2. O arguido veio apresentar recurso de tal condenação, alegando, em síntese, que a pena acessória imposta se mostra desadequada às características do caso.
Termina pedindo que a medida da pena acessória seja reduzida para o seu limite mínimo ou mera admoestação.
3. O recurso foi admitido.
4. O Ministério Público respondeu à motivação apresentada, defendendo a improcedência do recurso.
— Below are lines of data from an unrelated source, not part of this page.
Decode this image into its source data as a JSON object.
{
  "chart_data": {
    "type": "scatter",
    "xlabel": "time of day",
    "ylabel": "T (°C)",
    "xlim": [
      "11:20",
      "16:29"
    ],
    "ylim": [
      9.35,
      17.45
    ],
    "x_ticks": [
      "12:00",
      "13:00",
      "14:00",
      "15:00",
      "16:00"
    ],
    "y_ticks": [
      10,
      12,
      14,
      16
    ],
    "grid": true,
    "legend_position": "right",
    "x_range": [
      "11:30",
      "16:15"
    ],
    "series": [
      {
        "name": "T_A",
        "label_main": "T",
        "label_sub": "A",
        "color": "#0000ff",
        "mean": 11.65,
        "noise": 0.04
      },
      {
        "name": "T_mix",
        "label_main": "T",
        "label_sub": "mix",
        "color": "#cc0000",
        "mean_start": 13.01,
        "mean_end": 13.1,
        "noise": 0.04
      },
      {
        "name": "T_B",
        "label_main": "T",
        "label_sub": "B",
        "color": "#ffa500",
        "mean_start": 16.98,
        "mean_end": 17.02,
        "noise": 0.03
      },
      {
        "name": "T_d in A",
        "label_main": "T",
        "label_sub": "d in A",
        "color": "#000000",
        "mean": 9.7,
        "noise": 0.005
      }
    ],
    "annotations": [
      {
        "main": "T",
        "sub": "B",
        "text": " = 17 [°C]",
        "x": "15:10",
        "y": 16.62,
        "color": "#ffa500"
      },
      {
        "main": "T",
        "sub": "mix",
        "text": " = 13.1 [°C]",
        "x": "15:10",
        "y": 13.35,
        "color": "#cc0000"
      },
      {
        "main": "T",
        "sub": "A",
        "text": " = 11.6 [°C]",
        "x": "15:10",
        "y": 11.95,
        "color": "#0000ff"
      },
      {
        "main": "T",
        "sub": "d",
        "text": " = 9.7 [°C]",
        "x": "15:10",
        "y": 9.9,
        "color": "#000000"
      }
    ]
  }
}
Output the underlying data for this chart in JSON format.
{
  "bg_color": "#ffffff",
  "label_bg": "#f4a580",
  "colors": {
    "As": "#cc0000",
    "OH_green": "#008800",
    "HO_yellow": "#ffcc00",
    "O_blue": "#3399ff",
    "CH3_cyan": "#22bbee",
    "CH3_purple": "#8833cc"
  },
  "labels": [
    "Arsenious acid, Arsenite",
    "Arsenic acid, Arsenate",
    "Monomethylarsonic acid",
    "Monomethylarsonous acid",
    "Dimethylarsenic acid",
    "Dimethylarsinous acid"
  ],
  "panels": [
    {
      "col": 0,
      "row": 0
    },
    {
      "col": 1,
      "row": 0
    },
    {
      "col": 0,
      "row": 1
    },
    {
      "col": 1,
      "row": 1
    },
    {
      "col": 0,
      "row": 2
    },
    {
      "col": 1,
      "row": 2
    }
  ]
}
5. Neste tribunal, a Sra. Procuradora-Geral Adjunta apôs visto.
II – questões a decidir.
Alteração da pena acessória de inibição de condução.
iii – fundamentação.
1. Alega o arguido o seguinte, em sede conclusiva: I. O presente recurso tem como objecto a matéria de direito da sentença proferida nos presentes autos, a qual condenou o arguido na pena acessória de 3 meses de proibição de conduzir veículos motorizados, nos termos do art.º 69º, nº 1, al. c), do CP II. O tribunal a quo aplicou ao arguido a pena acessória de três meses de proibição de conduzir veículos motorizados. III. De acordo com o princípio do carácter não automático dos efeitos das penas, expressamente consagrado no art.º 65º, nº 1, do CP, “nenhuma pena envolve como efeito necessário a perda de direitos civis, profissionais ou políticos”, IV. Assim, para que se justifique a aplicação de uma pena acessória é necessário que o juiz comprove um particular conteúdo do ilícito, que justifique materialmente a aplicação da pena acessória. V. No caso concreto e uma vez que o grau de ilicitude do facto e a censurabilidade da conduta do arguido foram moderados não existe justificação para a pena acessória aplicada. VI. Na verdade, o arguido, no momento da prática dos factos que lhe foram imputados, encontrava-se extremamente ansioso c nervoso, uma vez que tinha sido vítima de um acidente de viação. VII. O arguido não tem antecedentes criminais por crimes graves sendo que os crimes que lhe foram imputados consubstanciam episódios únicos na sua vida. VIII O arguido nunca cometeu nenhuma contra-ordenação grave ou muito grave, sendo, por isso, um condutor exemplar. IX. O arguido está inserido profissional e socialmente. X. Pelo exposto, o tribunal a quo violou, entre outros, os art.ºs 65º, 69º e 71º, todos do CP.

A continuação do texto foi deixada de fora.